First time to show up at the wrong train station and have to run through the station to exchange/buy new tickets fifteen minutes before the train departed. If you are thinking, idiots, who shows up at the wrong train station? Didn't they check? I say to you: I always check! I just, this once, had a tiny, um, mishap brought about by the fact that I can't read Chinese characters.

First time in the super nice sleeping cars! [=mistake rewarded]

There were built in TVs at the foot of each bed. We had the top bunks.

First time to visit the Forbidden City.

For Luck
Reflections

It was both bigger and smaller than I had anticipated.

Bigger in the sense that everything was very spread out and thus occupied a vast amount of space as a whole. Smaller in the sense that it was less grand than I had pictured.

But it was still amazing.

This slight disappointment I own completely to the fact that I had been reading too much historical fiction about the Forbidden City in the height of it's glory in the months leading up to our visit (misplaced modifier-the reading was in the months before the visit, not the glory).

Ceramics
It would have been much cooler had it been full of emperors and concubines all shuffling about in their ostentatious silken outfits delicately plotting each others murders in the shadows of their immaculately kept rock gardens. I wanted to see the parade of a hundred dishes coming to the Empress' pavilion for her nightly dinner. I pictured it being like the "Be Our Guest" scene from Beauty and the Beast, only with the added benefit of being sinister and Chinese.


Tourists are considerably less interesting. Oh well, I have only myself to blame. Antiquity aside, it really was a lovely place to visit, and our geeky audioguides that we rented gave enough snipits of palace intrigue to keep me appeased.

These guys were everywhere.
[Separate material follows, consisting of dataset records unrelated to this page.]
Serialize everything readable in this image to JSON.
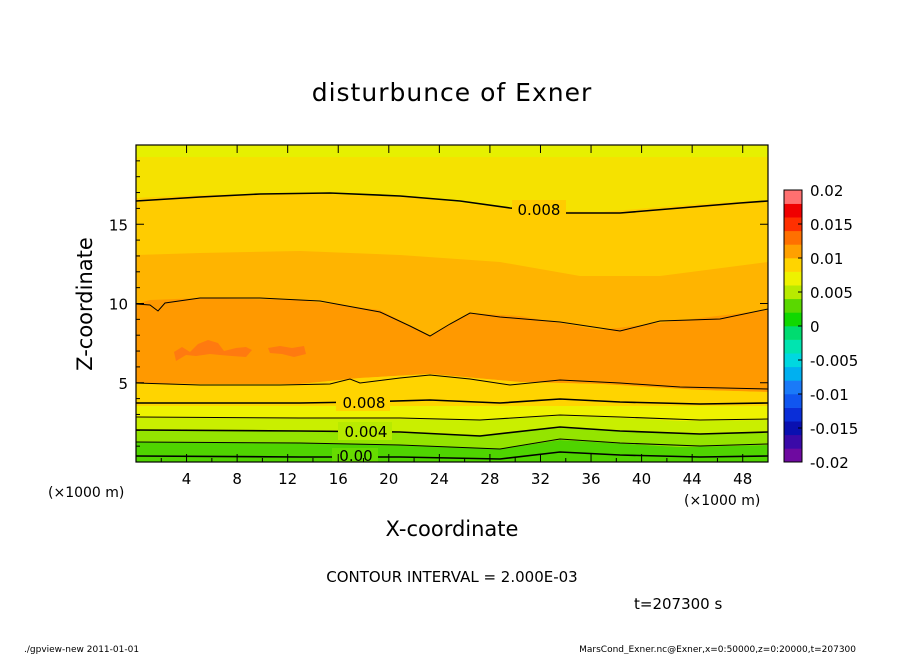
{
  "chart_data": {
    "type": "heatmap",
    "title": "disturbunce of Exner",
    "xlabel": "X-coordinate",
    "ylabel": "Z-coordinate",
    "x_unit": "(×1000 m)",
    "y_unit": "(×1000 m)",
    "xlim": [
      0,
      50
    ],
    "ylim": [
      0,
      20
    ],
    "x_ticks": [
      4,
      8,
      12,
      16,
      20,
      24,
      28,
      32,
      36,
      40,
      44,
      48
    ],
    "y_ticks": [
      5,
      10,
      15
    ],
    "colorbar": {
      "ticks": [
        "0.02",
        "0.015",
        "0.01",
        "0.005",
        "0",
        "-0.005",
        "-0.01",
        "-0.015",
        "-0.02"
      ],
      "range": [
        -0.02,
        0.02
      ]
    },
    "contour_labels": [
      "0.008",
      "0.008",
      "0.004",
      "0.00"
    ],
    "contour_interval_text": "CONTOUR INTERVAL = 2.000E-03",
    "time_text": "t=207300 s",
    "footer_left": "./gpview-new  2011-01-01",
    "footer_right": "MarsCond_Exner.nc@Exner,x=0:50000,z=0:20000,t=207300"
  }
}
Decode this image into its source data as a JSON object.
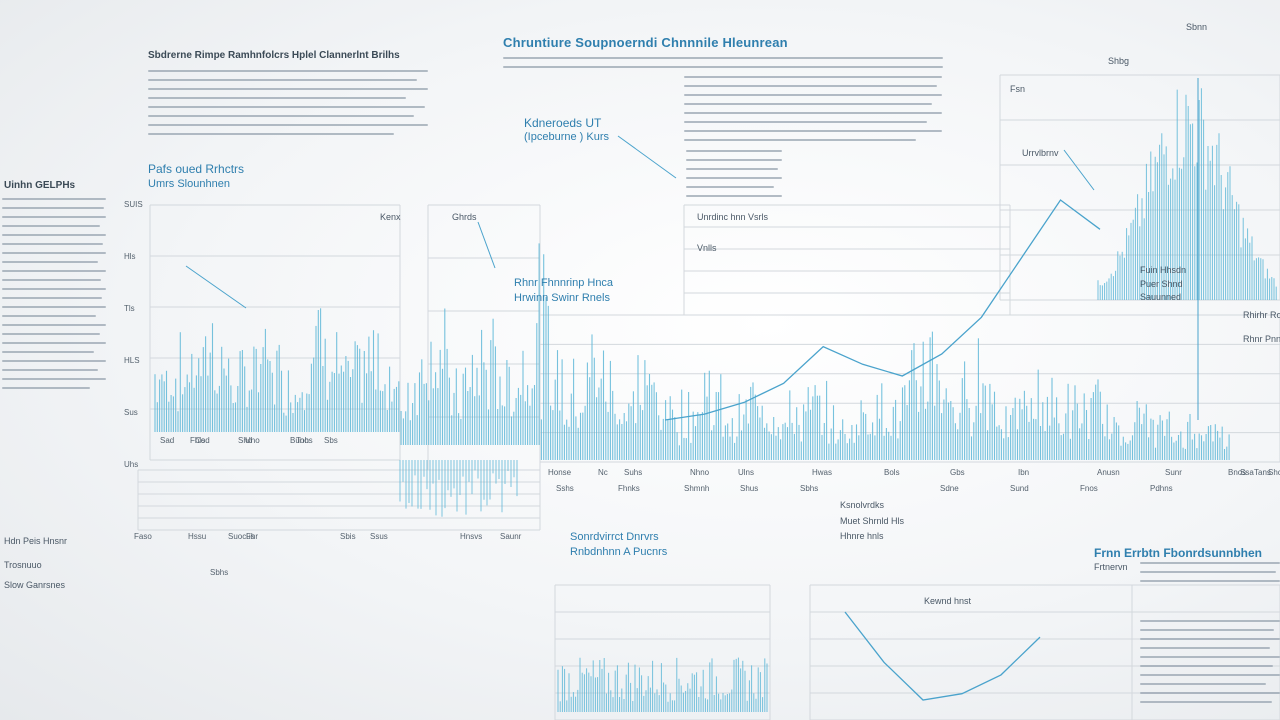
{
  "header": {
    "main_title": "Chruntiure Soupnoerndi Chnnnile Hleunrean",
    "left_title": "Sbdrerne Rimpe Ramhnfolcrs Hplel Clannerlnt Brilhs",
    "left_sub_title": "Pafs oued Rrhctrs",
    "left_sub_sub": "Umrs Slounhnen"
  },
  "left_panel": {
    "title": "Uinhn GELPHs"
  },
  "labels": {
    "key_label": "Kdneroeds UT",
    "key_sub": "(Ipceburne ) Kurs",
    "bundle_label": "Unrdinc hnn Vsrls",
    "bundle_sub": "Vnlls",
    "mid_label": "Rhnr Fhnnrinp Hnca",
    "mid_sub": "Hrwinn Swinr Rnels",
    "top_right": "Sbnn",
    "top_right_2": "Shbg",
    "right_peak": "Urrvlbrnv",
    "right_fin": "Fuin Hhsdn",
    "right_fin_2": "Puer Shnd",
    "right_fin_3": "Sauunned",
    "right_tiny": "Rhirhr Ronr",
    "right_tiny_2": "Rhnr Pnn",
    "fsn": "Fsn",
    "left_kinx": "Kenx",
    "left_ghrds": "Ghrds",
    "kand_1": "Ksnolvrdks",
    "kand_2": "Muet Shrnld Hls",
    "kand_3": "Hhnre hnls",
    "bottom_mid_title": "Sonrdvirrct Dnrvrs",
    "bottom_mid_sub": "Rnbdnhnn A Pucnrs",
    "bottom_right_title": "Frnn Errbtn Fbonrdsunnbhen",
    "bottom_right_sub": "Frtnervn",
    "bottom_chart_label": "Kewnd hnst",
    "bottom_left_1": "Hdn Peis Hnsnr",
    "bottom_left_2": "Trosnuuo",
    "bottom_left_3": "Slow Ganrsnes",
    "bottom_sbhs": "Sbhs"
  },
  "y_ticks_left": [
    "SUIS",
    "Hls",
    "Tls",
    "HLS",
    "Sus",
    "Uhs"
  ],
  "x_ticks_top": [
    "Sad",
    "Cod",
    "Uho",
    "Toh",
    "Sbs",
    "Fhls",
    "Sho",
    "Bunos"
  ],
  "x_ticks_mid": [
    "Honse",
    "Nc",
    "Suhs",
    "Nhno",
    "Ulns",
    "Hwas",
    "Bols",
    "Gbs",
    "Ibn",
    "Anusn",
    "Sunr",
    "Bnos",
    "Tans",
    "Shcs",
    "Ssa"
  ],
  "x_ticks_mid_2": [
    "Sshs",
    "Fhnks",
    "Shmnh",
    "Shus",
    "Sbhs",
    "Sdne",
    "Sund",
    "Fnos",
    "Pdhns"
  ],
  "x_ticks_bottom_left": [
    "Faso",
    "Hssu",
    "Suocus",
    "Sbis",
    "Ssus",
    "Hnsvs",
    "Saunr",
    "Fhr"
  ],
  "colors": {
    "accent": "#5fb8d8",
    "line": "#4aa3cc",
    "grid": "#d3d8dd"
  },
  "chart_data": [
    {
      "type": "line",
      "title": "",
      "series": [
        {
          "x": [
            1,
            2,
            3,
            4,
            5,
            6,
            7,
            8,
            9,
            10,
            11,
            12,
            13,
            14,
            15,
            16,
            17,
            18,
            19,
            20,
            21,
            22,
            23,
            24,
            25,
            26,
            27,
            28,
            29,
            30,
            31,
            32,
            33,
            34,
            35,
            36,
            37,
            38,
            39,
            40
          ],
          "y": [
            40,
            38,
            62,
            30,
            55,
            28,
            70,
            35,
            50,
            25,
            78,
            32,
            60,
            40,
            85,
            45,
            66,
            38,
            52,
            30,
            48,
            22,
            44,
            28,
            36,
            18,
            40,
            30,
            72,
            34,
            58,
            26,
            46,
            30,
            38,
            20,
            30,
            16,
            24,
            12
          ]
        }
      ]
    },
    {
      "type": "line",
      "title": "",
      "series": [
        {
          "x": [
            1,
            2,
            3,
            4,
            5,
            6,
            7,
            8,
            9,
            10,
            11,
            12
          ],
          "y": [
            10,
            14,
            22,
            35,
            60,
            48,
            40,
            55,
            80,
            120,
            160,
            140
          ]
        }
      ]
    },
    {
      "type": "line",
      "title": "",
      "series": [
        {
          "x": [
            1,
            2,
            3,
            4,
            5,
            6
          ],
          "y": [
            90,
            50,
            20,
            25,
            40,
            70
          ]
        }
      ]
    }
  ]
}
My audioguide probably told me about them, but I forgot.
We spent a few hours visiting all the palaces inside before heading across the street to visit Tienanmen Square.  Since Mao wasn't accepting visitors in the afternoon we just snapped a few pictures and left to go and meet our delightful hosts, the Jacksons and go out for a fabulous dinner of Peking Duck.


Our volunteer photographer insisted on crouching down on his knees to get the maximum possible up angle that the Chinese love for pictures and Americans hate because of the inevitable "fat face." After the overnight train ride and no small number of hours sightseeing around the city, we weren't in a frame of mind to care.